In my position, I can influence the reading-writing program by collaborating with the school literacy team. The literacy team meets each month to talk about what is going on in classrooms and to see if we are on track to meet our school improvement goals. Another way that I could influence the program is to participate in professional development that is offered to support ELA. For example, The Writing Revolution book study and PLC that our school did last year.
One strategy that I could use to help strengthen the reading-writing connection with shared oral communication is the implementation of Socratic Seminars. Having students explore and examine text with a purpose is beneficial. In my classroom, students use the first read to list wonderings and things that they may not understand, such as an unfamiliar word. The second read is used to answer guiding questions provided by the teacher. Then, the students have a Socratic Seminar to collaborate. They share their wonderings and discuss their answers to the guiding questions. They can also discuss what the unfamiliar words mean and use context clues to come up with a definition that they all agree on. After the Socratic Seminar, I give the students a related writing prompt. They can use their original notes from their 1st and 2nd read and they can refer to their notes from the seminar. The students love to use this strategy.
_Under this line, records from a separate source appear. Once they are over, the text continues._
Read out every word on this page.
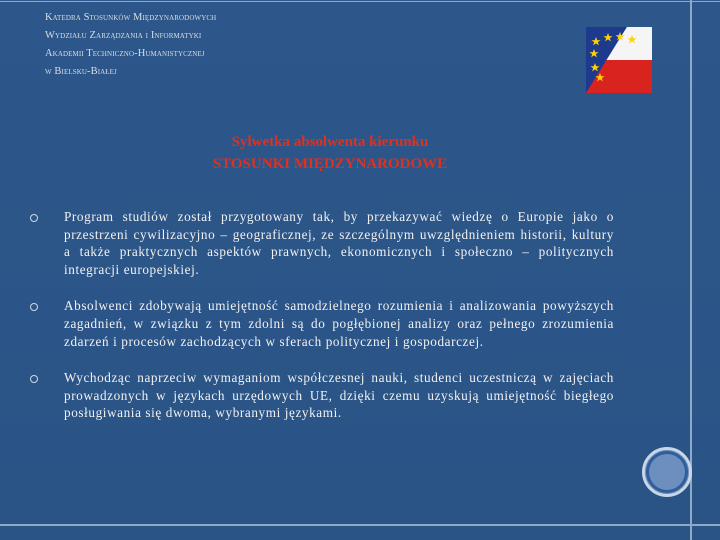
Katedra Stosunków Międzynarodowych
Wydziału Zarządzania i Informatyki
Akademii Techniczno-Humanistycznej
w Bielsku-Białej
Sylwetka absolwenta kierunku
STOSUNKI MIĘDZYNARODOWE

Program studiów został przygotowany tak, by przekazywać wiedzę o Europie jako o przestrzeni cywilizacyjno – geograficznej, ze szczególnym uwzględnieniem historii, kultury a także praktycznych aspektów prawnych, ekonomicznych i społeczno – politycznych integracji europejskiej.

Absolwenci zdobywają umiejętność samodzielnego rozumienia i analizowania powyższych zagadnień, w związku z tym zdolni są do pogłębionej analizy oraz pełnego zrozumienia zdarzeń i procesów zachodzących w sferach politycznej i gospodarczej.

Wychodząc naprzeciw wymaganiom współczesnej nauki, studenci uczestniczą w zajęciach prowadzonych w językach urzędowych UE, dzięki czemu uzyskują umiejętność biegłego posługiwania się dwoma, wybranymi językami.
Writing should be an integral part of literacy programs at schools because it helps to further cement concepts by allowing students to organize their thoughts and put things in their own words. As cited by Yildiz and Akdag (2021), “A study carried out by Emig, detected that writing to learn was different from other components of communication such as speaking, listening, and reading, and revealed that writing to learn was more effective in learning” (p. 197).
One important way to support language development is to build student vocabulary. Understanding vocabulary helps students to communicate orally and in writing. As Swanson et al. (2017) mentioned, “to improve students’ comprehension of text so that students can ultimately acquire content knowledge, it is essential for teachers to provide explicit vocabulary instruction and teach students independent word learning strategies (e.g., reading around the word)” (p. 92).
Swanson, E., Vaughn, S., & Wexler, J. (2017). Enhancing adolescents’ comprehension of text by building vocabulary knowledge. Teaching Exceptional Children, 50(2), 84–94.
Yildiz, E., & Akdag, S. (2021). The effects of cooperative learning and writing to learn applications on academic achievement. International Journal of Progressive Education, 17(1), 196–209.